I was then told by the CT scan staff to enquire later on that day as to if my scan results were on the ward. Naturally I was still very anxious and probably more so once I was told of the findings/suspicions.

The results arrived but I had to wait to be told by the right person and so yet another uncomfortable and anxious night passed for me.

The following morning I was woken at around 06-00 by the night staff clattering and banging. Having been disturbed in the same manner the previous morning I decided to get up and so I washed, shaved and was ready for the day. At around 09-30 I approached the staff to enquire as to what time roughly the consultants would be on the ward. I desperately wanted to know the results of my head and chest scan.

I felt like some of the staff were continually unpleasant and uncaring to me. I didn’t see one person in particular smile and did not even acknowledge a morning greeting. Any way I politely asked the question and this person response was “later”. I asked if there was any idea as to roughly when the consultants would arrive and the nurse said to me “No I cant”. I thought this most odd. So I decided that I would seek the needed info elsewhere and I happened to see a doctor that I had got to know arrive at the end of the ward. This doctor could speak the same language as me so we had several small conversations which was fun for me. This doctor always has a smile and a kind word for everyone and is in my opinion a true credit to the profession.

I was about to politely ask about my scan results when another person appeared who turned out to be the consultant. I felt he barged into the conversation I was having, without any explanation or excuse nor did he at anytime identify himself. I felt unimpressed by his attitude, general manner.
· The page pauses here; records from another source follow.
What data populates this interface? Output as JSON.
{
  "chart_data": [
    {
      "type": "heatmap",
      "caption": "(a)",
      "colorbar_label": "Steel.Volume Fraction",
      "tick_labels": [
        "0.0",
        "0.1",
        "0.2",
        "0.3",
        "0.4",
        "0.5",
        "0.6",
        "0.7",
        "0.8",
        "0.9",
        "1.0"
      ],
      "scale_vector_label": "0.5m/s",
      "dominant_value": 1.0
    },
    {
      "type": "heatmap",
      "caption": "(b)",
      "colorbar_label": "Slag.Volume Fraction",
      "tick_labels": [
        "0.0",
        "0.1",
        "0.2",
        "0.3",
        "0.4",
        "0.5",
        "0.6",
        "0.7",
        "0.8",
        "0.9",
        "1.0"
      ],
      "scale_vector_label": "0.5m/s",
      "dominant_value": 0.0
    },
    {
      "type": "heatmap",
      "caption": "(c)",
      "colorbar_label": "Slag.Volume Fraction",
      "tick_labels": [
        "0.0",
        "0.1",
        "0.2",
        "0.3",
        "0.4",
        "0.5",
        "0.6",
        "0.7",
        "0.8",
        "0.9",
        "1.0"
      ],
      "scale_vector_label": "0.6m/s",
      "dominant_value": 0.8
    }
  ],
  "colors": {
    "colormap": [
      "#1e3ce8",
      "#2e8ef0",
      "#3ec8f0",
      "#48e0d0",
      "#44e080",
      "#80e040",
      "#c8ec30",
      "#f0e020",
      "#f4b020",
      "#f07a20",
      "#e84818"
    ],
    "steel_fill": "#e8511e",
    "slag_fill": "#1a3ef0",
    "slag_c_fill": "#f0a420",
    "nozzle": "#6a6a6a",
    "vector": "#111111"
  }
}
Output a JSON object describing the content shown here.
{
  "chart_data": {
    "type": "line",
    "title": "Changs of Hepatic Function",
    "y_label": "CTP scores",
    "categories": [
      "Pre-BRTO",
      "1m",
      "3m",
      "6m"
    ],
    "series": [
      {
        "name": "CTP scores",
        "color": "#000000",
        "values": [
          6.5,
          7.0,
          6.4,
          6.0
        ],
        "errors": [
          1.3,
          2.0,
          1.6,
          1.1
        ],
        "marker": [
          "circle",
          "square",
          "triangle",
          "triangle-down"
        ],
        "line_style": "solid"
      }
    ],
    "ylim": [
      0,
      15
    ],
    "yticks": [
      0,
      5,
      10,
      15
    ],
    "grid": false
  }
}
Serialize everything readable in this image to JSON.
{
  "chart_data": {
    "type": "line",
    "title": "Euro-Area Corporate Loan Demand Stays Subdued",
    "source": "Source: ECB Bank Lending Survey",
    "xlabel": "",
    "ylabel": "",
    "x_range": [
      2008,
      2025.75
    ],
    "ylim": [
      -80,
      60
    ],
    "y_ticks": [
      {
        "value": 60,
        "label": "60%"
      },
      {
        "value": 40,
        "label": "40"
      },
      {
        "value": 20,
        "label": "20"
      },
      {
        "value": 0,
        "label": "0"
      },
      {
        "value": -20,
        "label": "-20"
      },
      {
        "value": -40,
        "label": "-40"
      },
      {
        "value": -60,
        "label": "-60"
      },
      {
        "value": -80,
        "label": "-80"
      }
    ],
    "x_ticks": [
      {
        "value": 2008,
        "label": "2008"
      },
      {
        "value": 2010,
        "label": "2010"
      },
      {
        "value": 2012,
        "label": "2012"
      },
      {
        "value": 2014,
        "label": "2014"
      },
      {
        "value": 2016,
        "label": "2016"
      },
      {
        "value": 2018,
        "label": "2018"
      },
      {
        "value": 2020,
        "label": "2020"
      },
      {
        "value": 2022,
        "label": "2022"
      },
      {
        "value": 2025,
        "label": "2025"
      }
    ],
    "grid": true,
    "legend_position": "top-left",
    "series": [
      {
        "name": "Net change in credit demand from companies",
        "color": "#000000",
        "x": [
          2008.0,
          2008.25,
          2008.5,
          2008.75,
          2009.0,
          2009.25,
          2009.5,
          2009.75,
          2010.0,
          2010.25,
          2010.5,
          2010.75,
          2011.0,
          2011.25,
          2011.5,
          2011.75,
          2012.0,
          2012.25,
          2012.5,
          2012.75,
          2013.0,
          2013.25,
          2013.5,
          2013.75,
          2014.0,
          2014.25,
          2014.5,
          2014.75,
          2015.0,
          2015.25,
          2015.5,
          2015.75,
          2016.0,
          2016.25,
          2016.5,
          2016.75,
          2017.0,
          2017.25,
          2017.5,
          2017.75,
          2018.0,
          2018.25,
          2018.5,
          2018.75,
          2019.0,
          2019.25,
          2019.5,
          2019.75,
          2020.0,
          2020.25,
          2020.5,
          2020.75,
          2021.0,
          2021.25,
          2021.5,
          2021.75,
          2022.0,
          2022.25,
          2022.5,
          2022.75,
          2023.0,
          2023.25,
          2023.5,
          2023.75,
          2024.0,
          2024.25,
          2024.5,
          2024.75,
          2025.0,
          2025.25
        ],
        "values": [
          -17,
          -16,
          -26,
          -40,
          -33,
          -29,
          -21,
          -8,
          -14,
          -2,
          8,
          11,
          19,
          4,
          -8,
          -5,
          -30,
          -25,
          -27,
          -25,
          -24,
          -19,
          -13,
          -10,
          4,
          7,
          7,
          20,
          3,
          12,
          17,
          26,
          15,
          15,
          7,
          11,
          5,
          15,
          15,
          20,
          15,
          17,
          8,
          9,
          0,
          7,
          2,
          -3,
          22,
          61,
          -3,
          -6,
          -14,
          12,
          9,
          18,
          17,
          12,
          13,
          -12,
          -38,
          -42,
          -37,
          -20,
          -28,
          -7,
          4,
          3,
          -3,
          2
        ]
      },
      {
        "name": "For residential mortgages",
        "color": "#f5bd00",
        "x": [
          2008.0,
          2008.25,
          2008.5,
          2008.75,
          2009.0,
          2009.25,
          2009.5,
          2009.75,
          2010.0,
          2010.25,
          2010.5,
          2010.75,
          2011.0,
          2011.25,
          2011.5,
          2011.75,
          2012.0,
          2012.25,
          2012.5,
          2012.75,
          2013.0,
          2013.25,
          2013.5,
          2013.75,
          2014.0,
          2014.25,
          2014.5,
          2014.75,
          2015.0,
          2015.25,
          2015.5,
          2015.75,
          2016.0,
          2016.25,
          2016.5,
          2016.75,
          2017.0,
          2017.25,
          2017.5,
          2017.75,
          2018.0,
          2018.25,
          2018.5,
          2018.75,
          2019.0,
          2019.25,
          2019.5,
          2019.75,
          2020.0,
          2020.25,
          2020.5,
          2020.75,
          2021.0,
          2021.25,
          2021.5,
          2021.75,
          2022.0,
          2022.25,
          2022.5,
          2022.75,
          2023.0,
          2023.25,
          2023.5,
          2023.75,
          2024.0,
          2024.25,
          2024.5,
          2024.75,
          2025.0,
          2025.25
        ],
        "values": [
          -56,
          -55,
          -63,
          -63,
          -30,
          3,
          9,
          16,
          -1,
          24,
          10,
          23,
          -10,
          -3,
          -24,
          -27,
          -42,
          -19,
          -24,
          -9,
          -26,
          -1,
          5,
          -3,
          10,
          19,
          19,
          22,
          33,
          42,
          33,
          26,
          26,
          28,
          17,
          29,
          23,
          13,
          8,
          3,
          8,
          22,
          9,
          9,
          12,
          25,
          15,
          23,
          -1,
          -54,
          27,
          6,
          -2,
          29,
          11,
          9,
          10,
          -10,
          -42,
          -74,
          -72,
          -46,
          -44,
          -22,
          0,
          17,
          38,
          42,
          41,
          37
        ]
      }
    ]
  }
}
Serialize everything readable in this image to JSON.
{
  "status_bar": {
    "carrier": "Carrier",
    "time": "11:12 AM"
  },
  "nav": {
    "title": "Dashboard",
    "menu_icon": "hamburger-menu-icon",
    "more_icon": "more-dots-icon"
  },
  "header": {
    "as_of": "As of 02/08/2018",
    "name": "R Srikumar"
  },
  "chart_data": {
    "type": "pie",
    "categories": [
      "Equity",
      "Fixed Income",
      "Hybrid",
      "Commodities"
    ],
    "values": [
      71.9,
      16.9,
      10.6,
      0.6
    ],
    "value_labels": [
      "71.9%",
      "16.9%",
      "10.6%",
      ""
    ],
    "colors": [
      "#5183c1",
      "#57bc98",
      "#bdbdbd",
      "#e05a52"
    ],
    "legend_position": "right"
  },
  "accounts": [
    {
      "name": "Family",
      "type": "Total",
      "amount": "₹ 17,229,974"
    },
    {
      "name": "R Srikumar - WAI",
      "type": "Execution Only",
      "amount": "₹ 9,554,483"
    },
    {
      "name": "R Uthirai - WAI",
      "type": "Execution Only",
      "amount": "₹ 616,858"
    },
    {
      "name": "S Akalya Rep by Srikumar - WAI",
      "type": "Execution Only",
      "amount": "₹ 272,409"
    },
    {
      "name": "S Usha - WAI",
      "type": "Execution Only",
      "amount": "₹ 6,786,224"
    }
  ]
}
I explained that I was having a conversation to do with my medical condition to which he was not asked or invited to comment on and he said to me to go back to my ward.

I found this person rude, arrogant and at that point I had had enough and made it clear in plain English that I was not happy. I then turned my back and proceeded in the opposite direction.

I began to pack my belongings and I thought I overheard the staff say to each other just to let me go. At this point I was feeling angry. I still had a cannula attached and no info as regards to my condition.

The nurse then said to me the cannula needs to be taken out. I told the nurse that they would not be doing anything further either for me or to me. The next thing I see are 2 security guards! I thought they were courteous and I explained the trials and events that had transpired.

I also explained that there would certainly be no trouble from my side. And so then another nurse who I knew appeared and feeling that my point had been made I allowed the nurse to remove the cannula.

I was then discharged despite the fact that I had not asked for a discharge and in the company of 2 minders I left the premises.

Needless to say I have transferred my own personal medical affairs to the Royal Oldham Hospital where I hope to find a more professional and caring approach.

AIRBORNE

A humiliating experience at Ormskirk

I want to raise a concern about the procedure undertaken in theatre before having my hip replacement.

I think it is almost abuse to be catheterised in front of male staff, while even a male member of staff was watching and decided he would inform me that this was the most embarrasing part of the proceedure.

How unprofessional is that for a hospital that claims to protect dignity? I am so disgusted that my hope is I never have to have another operation at Ormskirk Hospital.

Also the nurses seem only to congregate at the nurses station rather than observing patients needs on the ward. What an awfull experience it was.